Quando se instituiu o uso das bolas purgativas, com pouco os ratões proliferaram, grande era a sobra que os mendigos deixavam receando a escolha. Os ratos devoravam todas as almôndegas aparentemente sem sofrer efeitos secundários. Mas quando os garçons começaram a carregar nas doses para ver os mendigos gemendo e defecando em público, revolvendo-se sobre o fel de suas próprias entranhas, os ratos também sofreram com isso. Eles que vinham, os de pêlo gasto e curtido, já agora acompanhados de outros mais espertos e claros, que corriam sem temor pelo centro da rua — os ratos passaram a guinchar em plena caça e a morrer às dezenas, à entrada dos esgotos, sob o efeito do tóxico. Os que restaram esconderam-se em galerias mais profundas, passaram tempos sem aparecer. Quando voltaram à superfície, estava em plena moda a prática do jejum absoluto e, logo depois, a das iscas suspensas por varas. As ratazanas vasculhavam os cantos, riscavam os muros, roíam as varandas e fugiam famintas. Depois que os andrajosos exauriram o que lhes restava de engenho nas grotescas tentativas de alcançar os caniços, e a prática das varas foi abolida, os ratos voltaram ao desespero da fome, em declarada guerra. Começaram a farejar as sombras, o fétido dos corpos caídos que tresandavam a excremento, e corriam por entre os molambos molhados, roendo os restos de merda das roupas. Uma noite, alguém, insone, que veio com um pau aplacar os gemidos dos mendigos, viu a faina dos ratos, e, como as idéias nascem de acasos, a solução se fez.

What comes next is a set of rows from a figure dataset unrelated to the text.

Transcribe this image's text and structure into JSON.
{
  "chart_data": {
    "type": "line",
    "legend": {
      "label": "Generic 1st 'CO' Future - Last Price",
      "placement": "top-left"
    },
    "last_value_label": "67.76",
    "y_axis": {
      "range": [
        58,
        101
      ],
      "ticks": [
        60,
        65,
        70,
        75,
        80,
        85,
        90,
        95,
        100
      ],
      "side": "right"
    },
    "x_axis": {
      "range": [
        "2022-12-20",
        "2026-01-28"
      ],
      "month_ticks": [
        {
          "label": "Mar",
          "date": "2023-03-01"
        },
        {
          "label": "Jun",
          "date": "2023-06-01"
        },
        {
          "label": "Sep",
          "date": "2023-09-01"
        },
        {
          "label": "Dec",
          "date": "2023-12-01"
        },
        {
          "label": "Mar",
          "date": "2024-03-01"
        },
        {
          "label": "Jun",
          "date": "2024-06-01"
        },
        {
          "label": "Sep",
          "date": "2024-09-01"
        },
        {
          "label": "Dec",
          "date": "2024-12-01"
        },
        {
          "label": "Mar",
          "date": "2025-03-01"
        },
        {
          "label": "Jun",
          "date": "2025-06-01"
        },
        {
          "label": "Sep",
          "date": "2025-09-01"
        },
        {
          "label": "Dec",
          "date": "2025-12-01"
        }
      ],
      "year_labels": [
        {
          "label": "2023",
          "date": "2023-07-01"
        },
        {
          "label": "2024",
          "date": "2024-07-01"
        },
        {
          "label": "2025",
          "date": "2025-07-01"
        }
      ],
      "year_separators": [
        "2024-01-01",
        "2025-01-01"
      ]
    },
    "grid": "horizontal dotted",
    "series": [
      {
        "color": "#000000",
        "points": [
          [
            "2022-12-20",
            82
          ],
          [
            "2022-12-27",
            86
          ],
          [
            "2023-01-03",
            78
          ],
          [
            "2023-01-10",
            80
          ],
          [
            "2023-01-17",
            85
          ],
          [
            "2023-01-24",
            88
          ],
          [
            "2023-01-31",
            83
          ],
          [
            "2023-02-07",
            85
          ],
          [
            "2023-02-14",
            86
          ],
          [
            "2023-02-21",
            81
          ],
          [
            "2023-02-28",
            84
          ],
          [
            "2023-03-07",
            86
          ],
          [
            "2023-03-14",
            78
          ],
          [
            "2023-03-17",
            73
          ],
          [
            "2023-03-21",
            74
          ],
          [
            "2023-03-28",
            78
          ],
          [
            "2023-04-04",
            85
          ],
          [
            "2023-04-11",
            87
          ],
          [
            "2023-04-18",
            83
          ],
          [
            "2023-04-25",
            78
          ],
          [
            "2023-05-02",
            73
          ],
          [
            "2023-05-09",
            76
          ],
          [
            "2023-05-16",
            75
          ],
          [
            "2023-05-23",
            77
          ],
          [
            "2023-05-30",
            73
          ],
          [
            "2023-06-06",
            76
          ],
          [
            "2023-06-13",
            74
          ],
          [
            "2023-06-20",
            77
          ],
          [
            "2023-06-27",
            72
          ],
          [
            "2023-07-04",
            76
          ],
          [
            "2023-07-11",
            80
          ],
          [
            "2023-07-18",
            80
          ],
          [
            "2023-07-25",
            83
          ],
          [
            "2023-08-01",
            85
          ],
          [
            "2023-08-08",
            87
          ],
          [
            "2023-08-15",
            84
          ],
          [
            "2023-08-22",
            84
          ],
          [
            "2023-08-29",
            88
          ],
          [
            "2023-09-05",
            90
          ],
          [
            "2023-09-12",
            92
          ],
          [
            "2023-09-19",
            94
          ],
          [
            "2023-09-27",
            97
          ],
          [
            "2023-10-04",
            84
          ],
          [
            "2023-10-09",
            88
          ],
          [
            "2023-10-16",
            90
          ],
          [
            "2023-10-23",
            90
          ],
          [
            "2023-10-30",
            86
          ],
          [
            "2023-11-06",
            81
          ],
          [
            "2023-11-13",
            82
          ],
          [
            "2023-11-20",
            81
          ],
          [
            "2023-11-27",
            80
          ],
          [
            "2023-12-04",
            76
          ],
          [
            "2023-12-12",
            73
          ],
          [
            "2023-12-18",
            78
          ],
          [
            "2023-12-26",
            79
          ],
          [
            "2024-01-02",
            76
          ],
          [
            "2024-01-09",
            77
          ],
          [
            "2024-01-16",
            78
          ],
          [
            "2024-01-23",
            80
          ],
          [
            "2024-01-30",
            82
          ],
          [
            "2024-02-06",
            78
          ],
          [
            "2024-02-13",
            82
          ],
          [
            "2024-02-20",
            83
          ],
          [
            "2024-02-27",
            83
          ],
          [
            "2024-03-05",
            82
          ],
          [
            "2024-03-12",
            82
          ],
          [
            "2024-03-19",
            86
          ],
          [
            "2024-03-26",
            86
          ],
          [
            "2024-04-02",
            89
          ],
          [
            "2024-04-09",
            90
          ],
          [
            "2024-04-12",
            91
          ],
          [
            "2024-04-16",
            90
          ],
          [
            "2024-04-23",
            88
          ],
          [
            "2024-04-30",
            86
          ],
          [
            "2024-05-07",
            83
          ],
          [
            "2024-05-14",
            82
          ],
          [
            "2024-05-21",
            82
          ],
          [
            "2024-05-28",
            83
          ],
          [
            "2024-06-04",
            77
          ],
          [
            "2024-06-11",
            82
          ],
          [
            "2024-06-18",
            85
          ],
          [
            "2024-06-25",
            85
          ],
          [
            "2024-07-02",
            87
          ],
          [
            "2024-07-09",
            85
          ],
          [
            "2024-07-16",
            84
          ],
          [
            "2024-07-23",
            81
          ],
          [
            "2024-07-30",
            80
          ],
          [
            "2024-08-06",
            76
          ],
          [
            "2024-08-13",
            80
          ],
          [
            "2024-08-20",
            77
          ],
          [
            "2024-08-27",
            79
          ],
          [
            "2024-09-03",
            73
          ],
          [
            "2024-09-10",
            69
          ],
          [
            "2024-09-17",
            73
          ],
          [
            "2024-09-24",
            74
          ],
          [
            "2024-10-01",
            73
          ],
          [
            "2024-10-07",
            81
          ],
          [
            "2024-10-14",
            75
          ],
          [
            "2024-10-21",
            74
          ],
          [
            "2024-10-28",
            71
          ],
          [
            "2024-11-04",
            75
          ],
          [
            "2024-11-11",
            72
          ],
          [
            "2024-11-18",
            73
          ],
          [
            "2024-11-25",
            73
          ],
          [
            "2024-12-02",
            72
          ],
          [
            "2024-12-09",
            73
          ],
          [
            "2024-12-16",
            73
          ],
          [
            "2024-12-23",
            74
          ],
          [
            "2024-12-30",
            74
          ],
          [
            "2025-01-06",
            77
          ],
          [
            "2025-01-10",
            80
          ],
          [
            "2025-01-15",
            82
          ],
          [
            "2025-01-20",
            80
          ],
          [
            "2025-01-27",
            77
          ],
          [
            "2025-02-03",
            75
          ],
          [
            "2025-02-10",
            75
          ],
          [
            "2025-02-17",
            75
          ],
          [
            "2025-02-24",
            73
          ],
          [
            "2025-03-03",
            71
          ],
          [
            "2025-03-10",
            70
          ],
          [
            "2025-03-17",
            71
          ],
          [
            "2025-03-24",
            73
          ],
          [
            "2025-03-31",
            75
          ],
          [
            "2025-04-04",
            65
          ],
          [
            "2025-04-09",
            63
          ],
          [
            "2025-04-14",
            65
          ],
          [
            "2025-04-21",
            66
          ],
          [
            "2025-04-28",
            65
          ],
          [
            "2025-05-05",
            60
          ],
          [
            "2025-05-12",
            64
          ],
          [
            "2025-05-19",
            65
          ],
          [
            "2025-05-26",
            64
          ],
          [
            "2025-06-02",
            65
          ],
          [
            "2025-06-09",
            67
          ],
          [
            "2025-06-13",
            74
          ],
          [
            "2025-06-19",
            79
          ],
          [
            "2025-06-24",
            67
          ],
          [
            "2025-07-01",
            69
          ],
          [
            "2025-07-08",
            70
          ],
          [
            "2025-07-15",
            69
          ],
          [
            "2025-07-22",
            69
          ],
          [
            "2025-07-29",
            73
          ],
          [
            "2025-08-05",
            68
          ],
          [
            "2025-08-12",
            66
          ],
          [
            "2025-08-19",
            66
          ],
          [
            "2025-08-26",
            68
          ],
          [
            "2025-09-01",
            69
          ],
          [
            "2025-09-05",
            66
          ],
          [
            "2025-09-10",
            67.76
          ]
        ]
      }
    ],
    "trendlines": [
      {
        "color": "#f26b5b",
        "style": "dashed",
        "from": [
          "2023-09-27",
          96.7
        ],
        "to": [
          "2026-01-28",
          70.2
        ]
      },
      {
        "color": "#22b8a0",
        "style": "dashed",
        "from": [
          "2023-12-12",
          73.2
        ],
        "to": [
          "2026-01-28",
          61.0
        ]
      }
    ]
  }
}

Os restaurantes mandaram armar grandes gaiolas de tela de arame para as quais atraem os ratos com torresmo e raspas. Com pouco, fazem várias criações em seu interior e, defronte às varandas, ali onde antes pendiam as varas, vêem-se agora gaiolas suspensas. Há um cuidadoso revezamento delas, e a que pende a cada dia encerra ratos que estão com três dias de regime.
Quando se aproxima a hora do espetáculo, a fome dos bichos é tamanha que seus guinchos vão se ritmando, cada vez mais agudos, e os focinhos sangram de gana esgueirando-se entre as grades.
Tudo o que os garçons têm a fazer agora é atirar sobre o grupo um bocado de molho e puxar o cordel que abre a ratoeira em cima. Os ratos caem das jaulas aos saltos e avançam atraídos pelo cheiro do molho. O grupo, atacado, se acovarda e esperneia, e o espetáculo atinge seu auge quando os bichos arrancam primeiro os lábios e os lóbulos. E depois, quando as crianças entram armadas de porretes e começam a matar sobre os corpos dos mortos os ratos já fartos.
Por uma questão de ordem, ajustou-se que um dos restaurantes só funciona para o almoço e o outro para o jantar.